A sweeping change in strategy is not uncommon in today’s startups, but the current environment is also incredibly impatient and impulsive, and this is where Hibob stood out. Waiting out the product roadmap required a great degree of perseverance and determination because the company would have to contend with unattractive unit economics until the product had grown and matured enough to reverse that. Bessemer often publishes metrics guides for startups to better gauge where they stand relative to other SaaS vendors. While some use this to thump their chests and justify fancy valuations, others use it as a long-term north star to guide their business. For Hibob, it was always a distant north star.

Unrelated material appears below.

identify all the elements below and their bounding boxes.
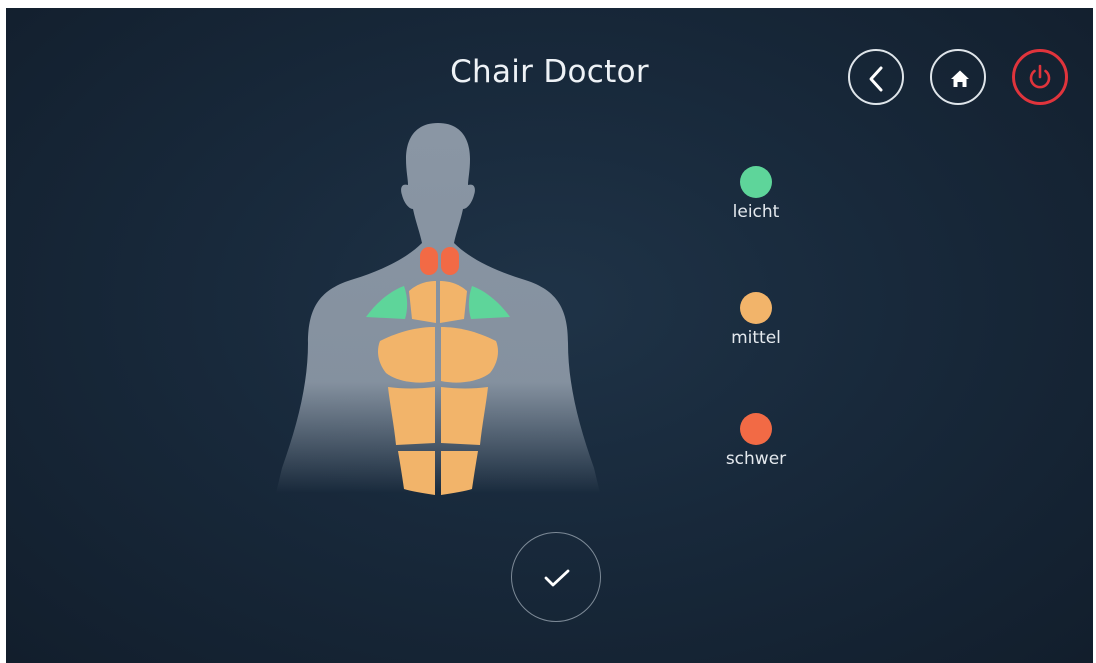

Money can buy revenues, but it most definitely cannot buy efficiency.

In all fairness, Hibob was always a relative “fast grower” never dipping below 100% annual growth since launching in 2018. Most encouragingly, the company always had exceptionally low logo churn, indicating that they would enjoy high customer lifetime value if their product didn’t disappoint. But among their peers in the Bessemer portfolio, Hibob was an outlier in that it was demonstrating woeful sales efficiency metrics, which limited the company’s ability to grow faster or even maintain its growth without burning through its cash. In simple terms, Hibob spent too much to win a customer and received too little cashback from them. This was expected given the product limitations, but it was a frustrating reality for the company. Money can buy revenues, but it most definitely cannot buy efficiency. Hibob knew that product was the key to raising not only the average customer size but also the monthly average revenue per user (ARPU) for each customer, both of which would impact ACVs (average contract value). Raising ACVs was how Hibob would become the efficient business it aspired to be, but stellar products can’t be rushed.

Investing in Hibob at every stage of its growth

Four years later, the resulting transformation is nothing less than startling. Hibob went from one of the most inefficient growers in the Bessemer portfolio to among the most efficient. The improved efficiency naturally facilitated accelerated growth,and suddenly Ronni’s “SaaS on steroids” dream seems real. To be clear, the sudden change was not due to a change in strategy, or in pricing or even an externality like COVID-19 and the work-from-home era. The ascent was entirely scripted: A result of a SaaS business meticulously planning to move upmarket in lockstep with product development and customer growth.

The difference between early-stage investing and growth investing is not simply in stage and check size, but in one’s willingness to see past the current product incarnation and business metrics and envision the exciting future that founders see clearly.

Relying entirely on the past to predict the future, we are liable to confuse anecdotes with trends and miss the obvious fact that a fast-moving startup is a machine in motion. We are grateful to our friends at Battery and Eight Roads joining us in this journey early on, as we bet on a team and product vision that demanded patience. And we welcome General Atlantic as our newest co-investor. Hibob didn’t always have the metrics that investors sought, but they always knew where they were going, which is why it’s so exciting for the company to have reached this milestone. We couldn’t be prouder of what Ronni, Israel, and the incredible Hibob team have accomplished.